Cache effectiveness can be monitored via the analytics and logs dashboards or the /gateway/v1/completion-requests/:id API.

Provider-Specific Details

OpenAI

  • Automatic caching with no configuration needed
  • No cost for cache writes
  • Cache reads: 50% of original input price
  • Minimum prompt size: 1024 tokens

Additional Resources

Anthropic Claude

  • Requires cache_control breakpoints
  • Cache writes: 125% of original input price
  • Cache reads: 10% of original input price
  • Maximum 4 breakpoints with 5-minute expiration
  • Best for large text bodies (character cards, RAG data, etc.)

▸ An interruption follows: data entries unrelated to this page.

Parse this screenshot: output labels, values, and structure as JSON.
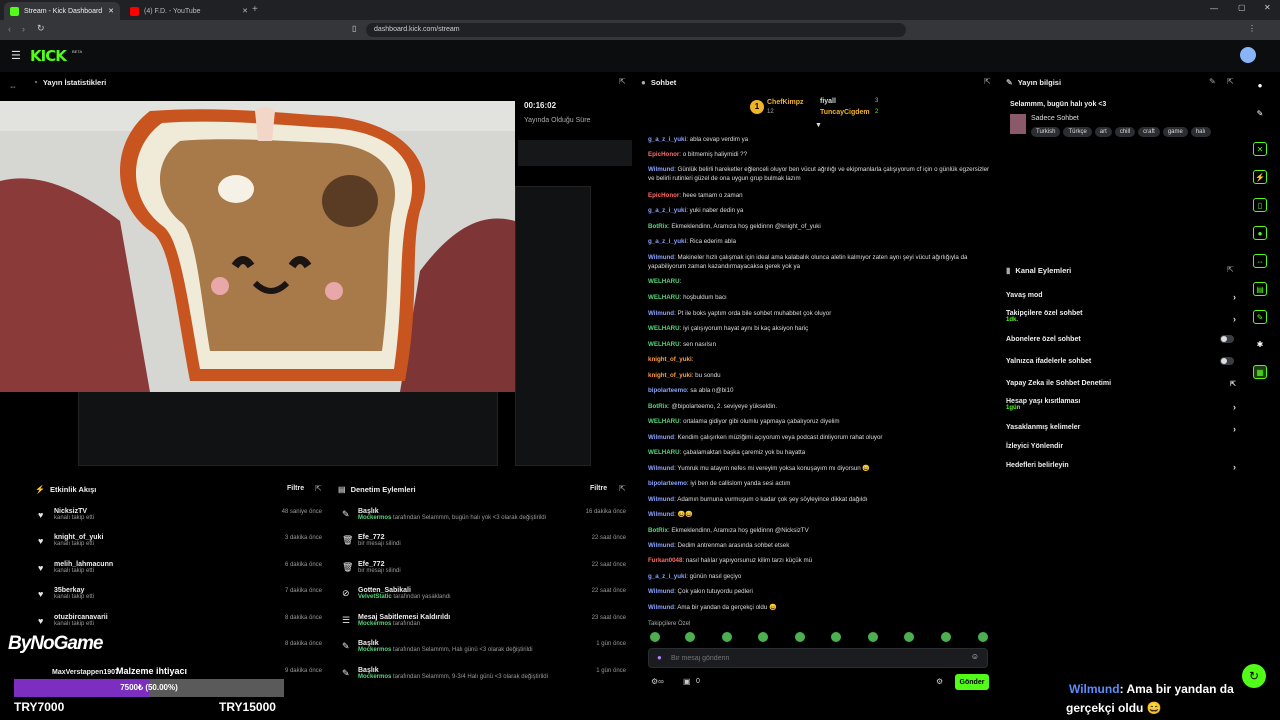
{
  "browser": {
    "tabs": [
      {
        "title": "Stream - Kick Dashboard",
        "active": true
      },
      {
        "title": "(4) F.D. - YouTube",
        "active": false
      }
    ],
    "url": "dashboard.kick.com/stream"
  },
  "kick": {
    "logo": "KICK",
    "beta": "BETA"
  },
  "stats": {
    "title": "Yayın İstatistikleri",
    "duration": "00:16:02",
    "duration_label": "Yayında Olduğu Süre"
  },
  "activity": {
    "title": "Etkinlik Akışı",
    "filter": "Filtre",
    "items": [
      {
        "name": "NicksizTV",
        "sub": "kanalı takip etti",
        "time": "48 saniye önce"
      },
      {
        "name": "knight_of_yuki",
        "sub": "kanalı takip etti",
        "time": "3 dakika önce"
      },
      {
        "name": "melih_lahmacunn",
        "sub": "kanalı takip etti",
        "time": "6 dakika önce"
      },
      {
        "name": "35berkay",
        "sub": "kanalı takip etti",
        "time": "7 dakika önce"
      },
      {
        "name": "otuzbircanavarii",
        "sub": "kanalı takip etti",
        "time": "8 dakika önce"
      },
      {
        "name": "",
        "sub": "",
        "time": "8 dakika önce"
      },
      {
        "name": "MaxVerstappen1907",
        "sub": "",
        "time": "9 dakika önce"
      }
    ]
  },
  "moderation": {
    "title": "Denetim Eylemleri",
    "filter": "Filtre",
    "items": [
      {
        "title": "Başlık",
        "who": "Mockermos",
        "text": " tarafından Selammm, bugün halı yok <3 olarak değiştirildi",
        "time": "16 dakika önce"
      },
      {
        "title": "Efe_772",
        "who": "",
        "text": "bir mesajı silindi",
        "time": "22 saat önce"
      },
      {
        "title": "Efe_772",
        "who": "",
        "text": "bir mesajı silindi",
        "time": "22 saat önce"
      },
      {
        "title": "Gotten_Sabikali",
        "who": "VelvetStatic",
        "text": " tarafından yasaklandı",
        "time": "22 saat önce"
      },
      {
        "title": "Mesaj Sabitlemesi Kaldırıldı",
        "who": "Mockermos",
        "text": " tarafından",
        "time": "23 saat önce"
      },
      {
        "title": "Başlık",
        "who": "Mockermos",
        "text": " tarafından Selammm, Halı günü <3 olarak değiştirildi",
        "time": "1 gün önce"
      },
      {
        "title": "Başlık",
        "who": "Mockermos",
        "text": " tarafından Selammm, 9-3/4 Halı günü <3 olarak değiştirildi",
        "time": "1 gün önce"
      }
    ]
  },
  "chat": {
    "title": "Sohbet",
    "leaderboard": [
      {
        "name": "ChefKimpz",
        "count": "12"
      },
      {
        "name": "fiyall",
        "count": "3"
      },
      {
        "name": "TuncayCigdem",
        "count": "2"
      }
    ],
    "messages": [
      {
        "user": "g_a_z_i_yuki",
        "color": "u-blue",
        "text": "abla cevap verdim ya"
      },
      {
        "user": "EpicHonor",
        "color": "u-red",
        "text": "o bitmemiş haliymidi ??"
      },
      {
        "user": "Wilmund",
        "color": "u-blue",
        "text": "Günlük belirli hareketler eğlenceli oluyor ben vücut ağrılığı ve ekipmanlarla çalışıyorum cf için o günlük egzersizler ve belirli rutinleri güzel de ona uygun grup bulmak lazım"
      },
      {
        "user": "EpicHonor",
        "color": "u-red",
        "text": "heee tamam o zaman"
      },
      {
        "user": "g_a_z_i_yuki",
        "color": "u-blue",
        "text": "yuki naber dedin ya"
      },
      {
        "user": "BotRix",
        "color": "u-green",
        "text": "Ekmeklendinn, Aramıza hoş geldinnn @knight_of_yuki"
      },
      {
        "user": "g_a_z_i_yuki",
        "color": "u-blue",
        "text": "Rica ederim abla"
      },
      {
        "user": "Wilmund",
        "color": "u-blue",
        "text": "Makineler hızlı çalışmak için ideal ama kalabalık olunca aletin kalmıyor zaten aynı şeyi vücut ağırlığıyla da yapabiliyorum zaman kazandırmayacaksa gerek yok ya"
      },
      {
        "user": "WELHARU",
        "color": "u-green",
        "text": ""
      },
      {
        "user": "WELHARU",
        "color": "u-green",
        "text": "hoşbuldum bacı"
      },
      {
        "user": "Wilmund",
        "color": "u-blue",
        "text": "Pt ile boks yaptım orda bile sohbet muhabbet çok oluyor"
      },
      {
        "user": "WELHARU",
        "color": "u-green",
        "text": "iyi çalışıyorum hayat aynı bi kaç aksiyon hariç"
      },
      {
        "user": "WELHARU",
        "color": "u-green",
        "text": "sen nasılsın"
      },
      {
        "user": "knight_of_yuki",
        "color": "u-orange",
        "text": ""
      },
      {
        "user": "knight_of_yuki",
        "color": "u-orange",
        "text": "bu sondu"
      },
      {
        "user": "bipolarteemo",
        "color": "u-blue",
        "text": "sa abla n@bi10"
      },
      {
        "user": "BotRix",
        "color": "u-green",
        "text": "@bipolarteemo, 2. seviyeye yükseldin."
      },
      {
        "user": "WELHARU",
        "color": "u-green",
        "text": "ortalama gidiyor gibi olumlu yapmaya çabalıyoruz diyelim"
      },
      {
        "user": "Wilmund",
        "color": "u-blue",
        "text": "Kendim çalışırken müziğimi açıyorum veya podcast dinliyorum rahat oluyor"
      },
      {
        "user": "WELHARU",
        "color": "u-green",
        "text": "çabalamaktan başka çaremiz yok bu hayatta"
      },
      {
        "user": "Wilmund",
        "color": "u-blue",
        "text": "Yumruk mu atayım nefes mi vereyim yoksa konuşayım mı diyorsun 😄"
      },
      {
        "user": "bipolarteemo",
        "color": "u-blue",
        "text": "iyi ben de callislom yanda sesi actım"
      },
      {
        "user": "Wilmund",
        "color": "u-blue",
        "text": "Adamın burnuna vurmuşum o kadar çok şey söyleyince dikkat dağıldı"
      },
      {
        "user": "Wilmund",
        "color": "u-blue",
        "text": "😄😄"
      },
      {
        "user": "BotRix",
        "color": "u-green",
        "text": "Ekmeklendinn, Aramıza hoş geldinnn @NicksizTV"
      },
      {
        "user": "Wilmund",
        "color": "u-blue",
        "text": "Dedim antrenman arasında sohbet etsek"
      },
      {
        "user": "Furkan0048",
        "color": "u-red",
        "text": "nasıl halılar yapıyorsunuz kilim tarzı küçük mü"
      },
      {
        "user": "g_a_z_i_yuki",
        "color": "u-blue",
        "text": "günün nasıl geçiyo"
      },
      {
        "user": "Wilmund",
        "color": "u-blue",
        "text": "Çok yakın tutuyordu pedleri"
      },
      {
        "user": "Wilmund",
        "color": "u-blue",
        "text": "Ama bir yandan da gerçekçi oldu 😄"
      }
    ],
    "followers_only": "Takipçilere Özel",
    "placeholder": "Bir mesaj gönderin",
    "send": "Gönder",
    "viewer_count": "0"
  },
  "stream_info": {
    "title": "Yayın bilgisi",
    "stream_title": "Selammm, bugün halı yok <3",
    "category": "Sadece Sohbet",
    "tags": [
      "Turkish",
      "Türkçe",
      "art",
      "chill",
      "craft",
      "game",
      "halı"
    ]
  },
  "channel_actions": {
    "title": "Kanal Eylemleri",
    "items": [
      {
        "label": "Yavaş mod",
        "sub": "",
        "control": "chevron"
      },
      {
        "label": "Takipçilere özel sohbet",
        "sub": "1dk.",
        "control": "chevron"
      },
      {
        "label": "Abonelere özel sohbet",
        "sub": "",
        "control": "toggle"
      },
      {
        "label": "Yalnızca ifadelerle sohbet",
        "sub": "",
        "control": "toggle"
      },
      {
        "label": "Yapay Zeka ile Sohbet Denetimi",
        "sub": "",
        "control": "external"
      },
      {
        "label": "Hesap yaşı kısıtlaması",
        "sub": "1gün",
        "control": "chevron"
      },
      {
        "label": "Yasaklanmış kelimeler",
        "sub": "",
        "control": "chevron"
      },
      {
        "label": "İzleyici Yönlendir",
        "sub": "",
        "control": "none"
      },
      {
        "label": "Hedefleri belirleyin",
        "sub": "",
        "control": "chevron"
      }
    ]
  },
  "overlay": {
    "brand": "ByNoGame",
    "goal_label": "Malzeme ihtiyacı",
    "goal_progress_text": "7500₺ (50.00%)",
    "goal_progress": 0.5,
    "goal_min": "TRY7000",
    "goal_max": "TRY15000",
    "ticker_user": "Wilmund",
    "ticker_text": ": Ama bir yandan da",
    "ticker_text2": "gerçekçi oldu 😄"
  }
}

Example Cache Control Usage:

{
  "messages": [
    {
      "role": "user",
      "content": [
        {
          "type": "text",
          "text": "LARGE_TEXT_CONTENT",
          "cache_control": { "type": "ephemeral" }
        },
        { "type": "text", "text": "Your question here" }
      ]
    }
  ]
}

Additional Resources

DeepSeek

  • Automatic caching with no configuration needed
  • Cache writes: Same as original input price
  • Cache reads: 10% of original input price

Additional Resources

Note: Cache pricing and features are subject to change. Check our API documentation for the most current information.